Absorb the concept, make a shape of outcome, then a spec, then hold its hand to architect a series of iterations, either component by component or thin vertical slice or whatever combination lets you iterate in working increments...
Your brain, machine leverage. After all, it types faster than you. But it should type what you want.
You know what it should type, right? If you don't, you're gonna have a bad time anyway.
The whole industry is adjusting to the reality that the expected output of an engineer is much higher than it used to be. It’s not local to one company. You may find a better environment for the time being, but this is the direction everything is headed.
But I'd agree that everyone can start planning a career shift that'll span a few months to some years in order to seek better working conditions. Passively accepting all work degradation because that's life and money is needed is partly responsible for the current situation too.

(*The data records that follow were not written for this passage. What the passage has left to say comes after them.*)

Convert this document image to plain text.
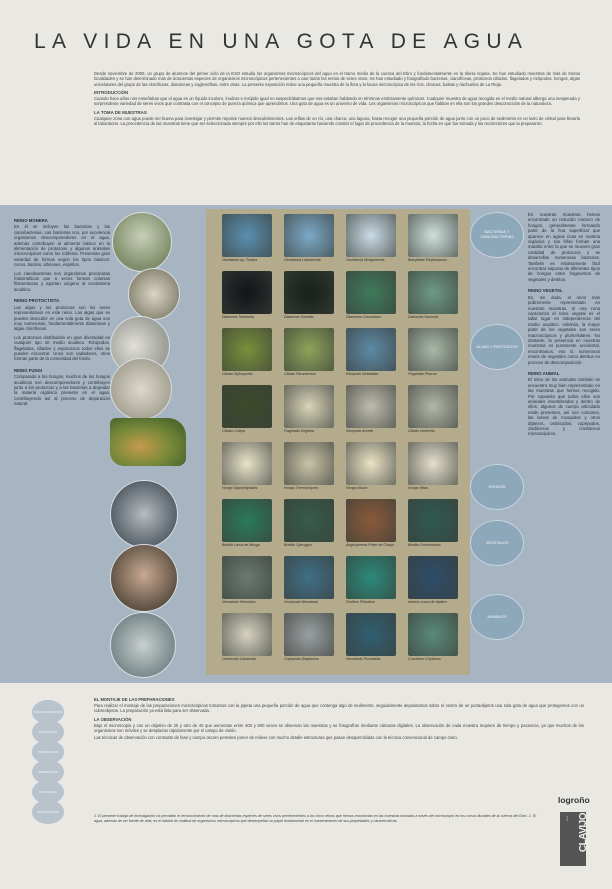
LA VIDA EN UNA GOTA DE AGUA

Desde noviembre de 2006, un grupo de alumnos del primer ciclo de la ESO estudia los organismos microscópicos del agua en el tramo medio de la cuenca del Ebro y fundamentalmente en la ribera riojana. Se han estudiado muestras de más de treinta localidades y se han determinado más de doscientas especies de organismos microscópicos pertenecientes a casi todos los reinos de seres vivos. Se han estudiado y fotografiado bacterias, cianofíceas, protozoos ciliados, flagelados y rizópodos, hongos, algas unicelulares del grupo de las cloroficeas, diatomeas y euglenofitas, entre otras. La presente exposición reúne una pequeña muestra de la flora y la fauna microscópica de los ríos, charcas, balsas y riachuelos de La Rioja.

INTRODUCCIÓN

Cuando hace años nos enseñaban que el agua es un líquido incoloro, inodoro e insípido igual no sospechábamos que nos estaban hablando en términos estrictamente químicos. Cualquier muestra de agua recogida en el medio natural alberga una inesperada y sorprendente variedad de seres vivos que contrasta con el concepto de pureza química que aprendimos. Una gota de agua es un universo de vida. Los organismos microscópicos que habitan en ella son los grandes desconocidos de la naturaleza.

LA TOMA DE MUESTRAS

Cualquier zona con agua puede ser buena para investigar y permite reportar nuevos descubrimientos. Las orillas de un río, una charca, una laguna, hasta recoger una pequeña porción de agua junto con un poco de sedimento en un tarro de cristal para llevarla al laboratorio. La procedencia de las muestras tiene que ser seleccionada siempre por ello los tarros han de etiquetarse haciendo constar el lugar de procedencia de la muestra, la fecha en que fue tomada y los recolectores que la prepararon.

REINO MONERA

En él se incluyen las bacterias y las cianobacterias. Las bacterias son, por excelencia organismos descomponedores en el agua, además contribuyen al alimento básico en la alimentación de protozoos y algunos animales microscópicos como los rotíferos. Presentan gran variedad de formas según los tipos básicos: cocos, bacilos, vibriones, espirilos.

Los cianobacterias son organismos procariotas fotosintéticos que a veces forman colonias filamentosas y aportan oxígeno al ecosistema acuático.

REINO PROTOCTISTA

Las algas y los protozoos son los seres representativos en este reino. Las algas que se pueden descubrir en una sola gota de agua son muy numerosas, fundamentalmente diatomeas y algas cloroficeas.

Los protozoos distribuidos en gran diversidad en cualquier tipo de medio acuático. Rizópodos, flagelados, ciliados y esporozoos todos ellos se pueden encontrar. Unos son nadadores, otros forman parte de la comunidad del fondo.

REINO FUNGI

Comparado a los hongos, muchos de los hongos acuáticos son descomponedores y contribuyen junto a los protozoos y a las bacterias a degradar la materia orgánica presente en el agua, contribuyendo así al proceso de depuración natural.

Oscilatoria sp. Tonsus	Oscilatoria Leptotrichia	Oscilatoria Morganensis	Botryllidae Eleptosaurus
Diatomea Tabellaria	Diatomea Surirella	Diatomea Cosmarium	Diatomea Navicula
Ciliado Stylonychia	Ciliado Paramecium	Rizópodo Nebelidae	Flagelado Phacus
Ciliado Coleps	Flagelado Euglena	Rizópodo Arcella	Ciliado Vorticella
Hongo Saprolegniales	Hongo Thermomyces	Hongo Mucor	Hongo Hifas
Briofito Larva de Musgo	Briofito Spirogyra	Angiosperma Polen de Chopo	Briofito Germinación
Nematodo Helmintos	Ostrácodo Nematodo	Rotífero Philodina	Insecto Larva de díptero
Ostrácodo Ostrácodo	Copépodo Diaptomus	Nematodo Plumatella	Crustáceo Chydorus
BACTERIAS Y CIANOBACTERIAS
ALGAS Y PROTOZOOS
HONGOS
VEGETALES
ANIMALES

En nuestras muestras hemos encontrado un reducido número de hongos, generalmente formando parte de la fina superficial que aparece en aguas ricas en materia orgánica y sus hifas forman una maraña entre la que se mueven gran cantidad de protozoos y se desarrollan numerosas bacterias. También es relativamente fácil encontrar esporas de diferentes tipos de hongos entre fragmentos de vegetales y detritus.

REINO VEGETAL

Es, sin duda, el reino más pobremente representado en nuestras muestras. Si una zona caracteriza el reino vegetal es el tallar lugar en independencia del medio acuático. Además, la mayor parte de los vegetales son seres macroscópicos y pluricelulares. No obstante, la presencia en nuestras muestras es puramente accidental, encontramos, eso sí, numerosos restos de vegetales como detritus en proceso de descomposición.

REINO ANIMAL

El reino de los animales también se encuentra muy bien representado en las muestras que hemos recogido. Por supuesto que todos ellos son animales invertebrados y dentro de ellos, algunos de cuerpo articulado están presentes, así son comunes, las larvas de mosquitos y otros dípteros, ostrácodos, copépodos, cladóceros y crustáceos microscópicos.

EL MONTAJE DE LAS PREPARACIONES

Para realizar el montaje de las preparaciones microscópicas tomamos con la pipeta una pequeña porción de agua que contenga algo de sedimento, seguidamente depositamos sobre el centro de un portaobjetos una sola gota de agua que protegemos con un cubreobjetos. La preparación ya está lista para ser observada.

LA OBSERVACIÓN

Bajo el microscopio y con un objetivo de 20 y otro de 40 que aumentan entre 400 y 800 veces se observan las muestras y se fotografían mediante cámaras digitales. La observación de cada muestra requiere de tiempo y paciencia, ya que muchos de los organismos son móviles y se desplazan rápidamente por el campo de visión.

Las técnicas de observación con contraste de fase y campo oscuro permiten poner de relieve con mucho detalle estructuras que pasan desapercibidas con la técnica convencional de campo claro.

TOMA DE MUESTRAS
ETIQUETADO
PREPARACIÓN
OBSERVACIÓN
FOTOGRAFÍA
IDENTIFICACIÓN
1. El presente trabajo de investigación ha permitido el reconocimiento de más de doscientas especies de seres vivos pertenecientes a los cinco reinos que hemos encontrado en las muestras tomadas a través del microscopio en los cursos fluviales de la cuenca del Ebro. 2. El agua, además de ser fuente de vida, es el hábitat de multitud de organismos microscópicos que desempeñan un papel fundamental en el mantenimiento de sus propiedades y características.
logroño
CLAVIJO
i.e.s.
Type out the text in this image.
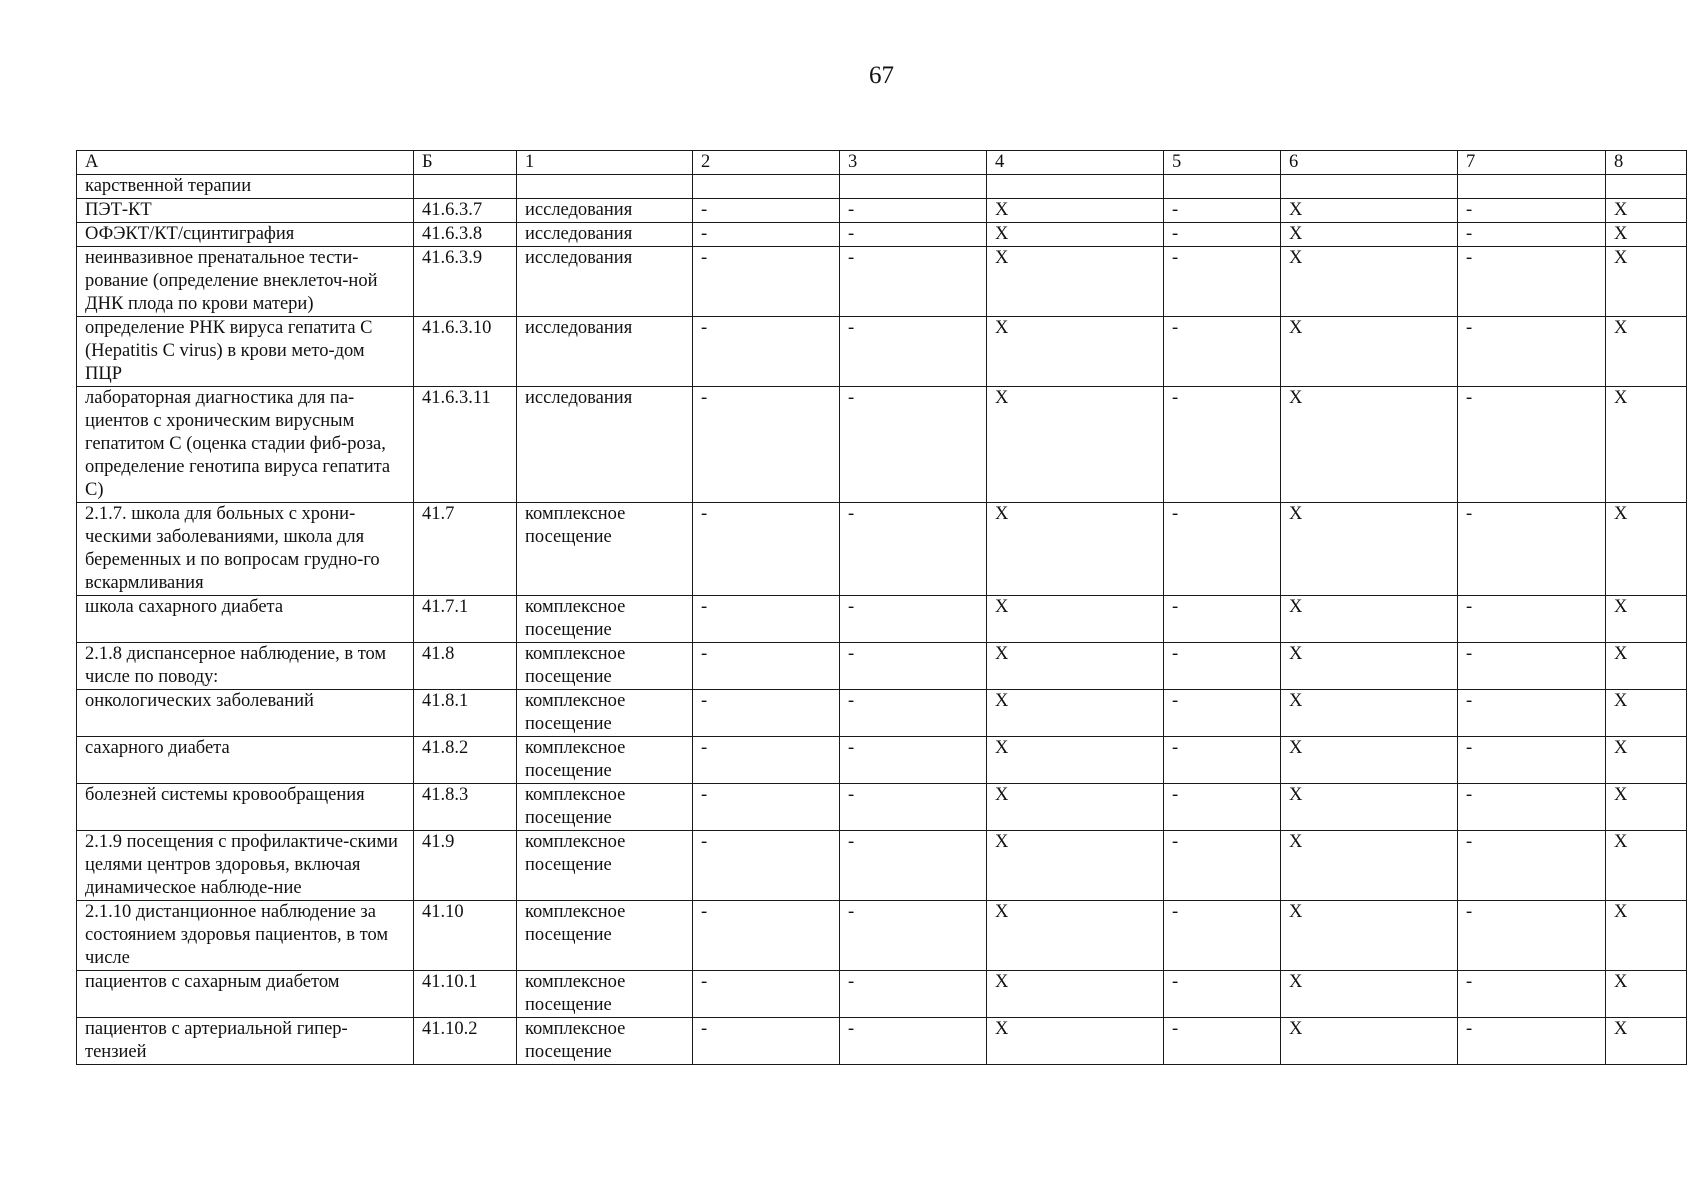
67
А	Б	1	2	3	4	5	6	7	8
карственной терапии									
ПЭТ-КТ	41.6.3.7	исследования	-	-	X	-	X	-	X
ОФЭКТ/КТ/сцинтиграфия	41.6.3.8	исследования	-	-	X	-	X	-	X
неинвазивное пренатальное тести-рование (определение внеклеточ-ной ДНК плода по крови матери)	41.6.3.9	исследования	-	-	X	-	X	-	X
определение РНК вируса гепатита С (Hepatitis C virus) в крови мето-дом ПЦР	41.6.3.10	исследования	-	-	X	-	X	-	X
лабораторная диагностика для па-циентов с хроническим вирусным гепатитом С (оценка стадии фиб-роза, определение генотипа вируса гепатита С)	41.6.3.11	исследования	-	-	X	-	X	-	X
2.1.7. школа для больных с хрони-ческими заболеваниями, школа для беременных и по вопросам грудно-го вскармливания	41.7	комплексное посещение	-	-	X	-	X	-	X
школа сахарного диабета	41.7.1	комплексное посещение	-	-	X	-	X	-	X
2.1.8 диспансерное наблюдение, в том числе по поводу:	41.8	комплексное посещение	-	-	X	-	X	-	X
онкологических заболеваний	41.8.1	комплексное посещение	-	-	X	-	X	-	X
сахарного диабета	41.8.2	комплексное посещение	-	-	X	-	X	-	X
болезней системы кровообращения	41.8.3	комплексное посещение	-	-	X	-	X	-	X
2.1.9 посещения с профилактиче-скими целями центров здоровья, включая динамическое наблюде-ние	41.9	комплексное посещение	-	-	X	-	X	-	X
2.1.10 дистанционное наблюдение за состоянием здоровья пациентов, в том числе	41.10	комплексное посещение	-	-	X	-	X	-	X
пациентов с сахарным диабетом	41.10.1	комплексное посещение	-	-	X	-	X	-	X
пациентов с артериальной гипер-тензией	41.10.2	комплексное посещение	-	-	X	-	X	-	X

Coding faster leads to less understanding and higher long-term risk. Source-Code amnesia is real, and there’s a time requirement to really understand and appreciate what a system is actually doing.
I’ve been able to implement very large features using frontier models, but the code needs to always be revisited.
AI can do two things: find vulnerabilities, and prototype code. It cannot design software, and any appearance of such is an illusion at best.
We don’t need to produce faster to be successful, we need to create better, long lasting products.
Copilot switches to API pricing starting next month (let's see how long it will last for our $39, and $19 since September), Anthropic switches all corps into API based pricing. From the most popular choices I think only Codex didn't switch yet (although it is hard to tell because I don't know their enterprise pricing).
Consumer sentiment is in the gutters certainly. But objective measures of the economy like unemployment and real wages look good to excellent
Curious what industry that is.
I've been getting by on the $200/year plan by smoothing usage continuously over time.
The pay per use is for the API so does it mean you're using the API in a custom setup?
When you consider that xAI's old data center was enough to bring Anthropic back ahead, it tells me Microsoft could host their own on underutilized previous gen GPUs that are sitting there wasting server real estate.
I don't buy it. Old models such as GPT4.1 were faster than newer reasoning models, and their output was as good. Newer models end up wasting an ungodly amount of time with chain-of-thought steps which can be a complete waste of time if you have a structured prompt such as a plan or a spec.
My experience in the real world is that users have to ration requests, and x0 models actually tend to be used far more because expensive models are left for more complex tasks.